Een ruggenprik / epiduraal (epidurale analgesie) is een injectie in de onderrug met een combinatie van pijnstillende medicijnen (de medicijnen verschillen per ziekenhuis). Bij deze pijnbehandeling heb je geen pijn meer in je onderlichaam. De anesthesioloog brengt onder plaatselijke verdoving onder in je rug een naald aan, in de ruimte tussen de ruggenwervels; de epidurale ruimte. Tijdens het plaatsen moet je je rug bol maken en stil blijven liggen of zitten (ook tijdens de weeën). Via de naald wordt een dun, soepel slangetje in je rug gebracht. De naald gaat er weer uit, het slangetje blijft zitten. Door dit slangetje krijg je tijdens de hele bevalling pijnstillende medicijnen toegediend. Binnen 15 minuten voel je geen pijn meer. Er ontstaat minder gevoel in de onderbuik en in de benen kan de spierkracht tijdelijk afnemen, om die reden mag je je bed niet meer uitkomen.
Als je wilt zien wat er precies gebeurt tijdens (het zetten van) een ruggenprik, kijk dan naar dit filmpje
Een ruggenprik wordt bijna altijd toegepast tijdens de actieve fase van de ontsluiting. Tijdens de uitdrijving wordt de hoeveelheid verdoving vaak weer teruggebracht zodat je de persweeën beter kunt voelen en actief mee kunt persen.
Lees verder over het verloop van een bevalling.

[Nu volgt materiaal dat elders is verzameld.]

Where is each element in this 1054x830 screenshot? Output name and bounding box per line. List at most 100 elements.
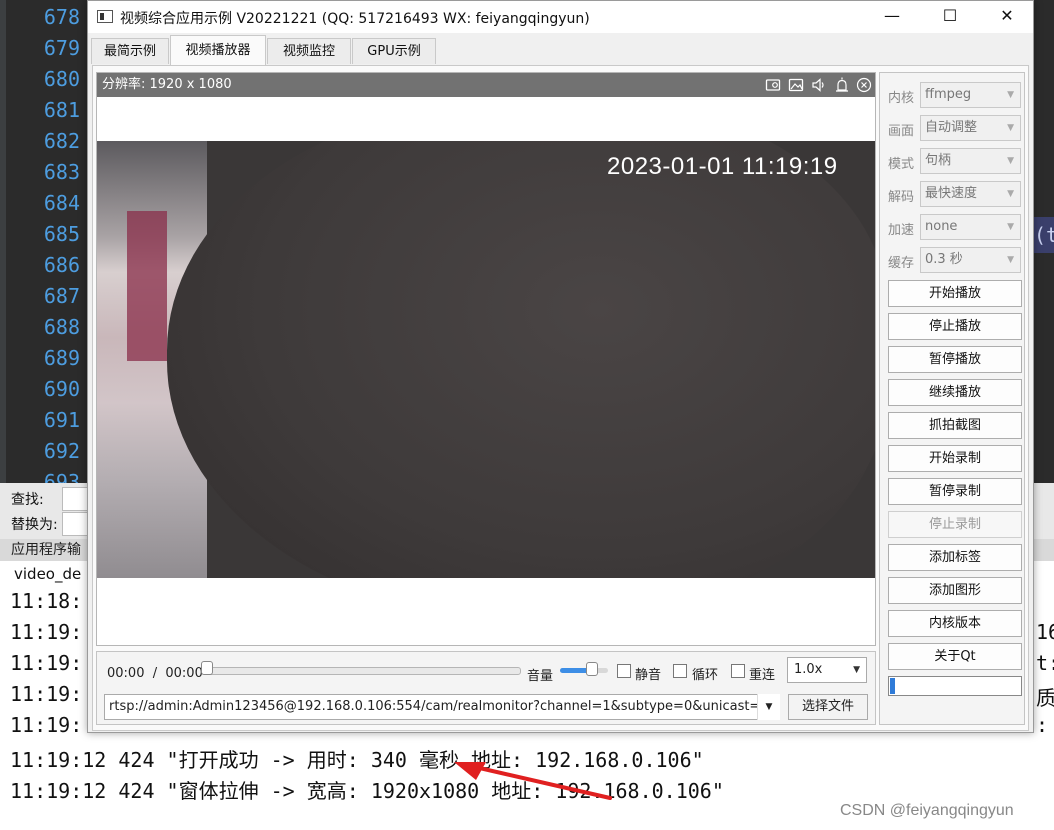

Voordelen van een ruggenprik
- De meeste vrouwen (95%) voelen helemaal geen pijn meer tijdens de weeën.
- Voor zover bekend heeft een ruggenprik geen nadelige gevolgen voor het kind of het geven van borstvoeding.
- Een ruggenprik heeft geen invloed op je bewustzijn, je wordt niet slaperig of suf. Daardoor maak je je bevalling helemaal mee.
- Door de ruggenprik krijg je rust en kan je weer op krachten komen. Door vermindering van pijn en angst kan de ontsluiting sneller verlopen.
Nadelen van een ruggenprik
- Heel soms werkt een ruggenprik maar aan één kant. En bij ongeveer 5% van de vrouwen wordt de pijn niet of nauwelijks minder. Dat kan komen door de plaats waar de naald is ingebracht en de dosering van de medicijnen. Het zetten van de ruggenprik wordt dan soms opnieuw uitgevoerd.
- De bevalling, vooral het persen, kan soms juist ook langer duren. Daardoor heb je meer kans op een bevalling met zuignap of vacuümpomp; een ‘vaginale kunstverlossing’. Soms wordt dan ook tijdens het persen de hoeveelheid pijnstilling verminderd of zelfs stopgezet om het actief meepersen te bevorderen.
- De weeën moeten vaker met medicijnen ondersteund/gestimuleerd worden.
- Omdat je minder gevoel hebt in je benen mag je je bed niet uitkomen. Het gevoel in je benen komt langzaam weer terug nadat de toediening van medicijnen is stopgezet. Bij een lage dosering heb je meer gevoel in je benen en kun je soms wel staan, lopen en gemakkelijker actief meepersen.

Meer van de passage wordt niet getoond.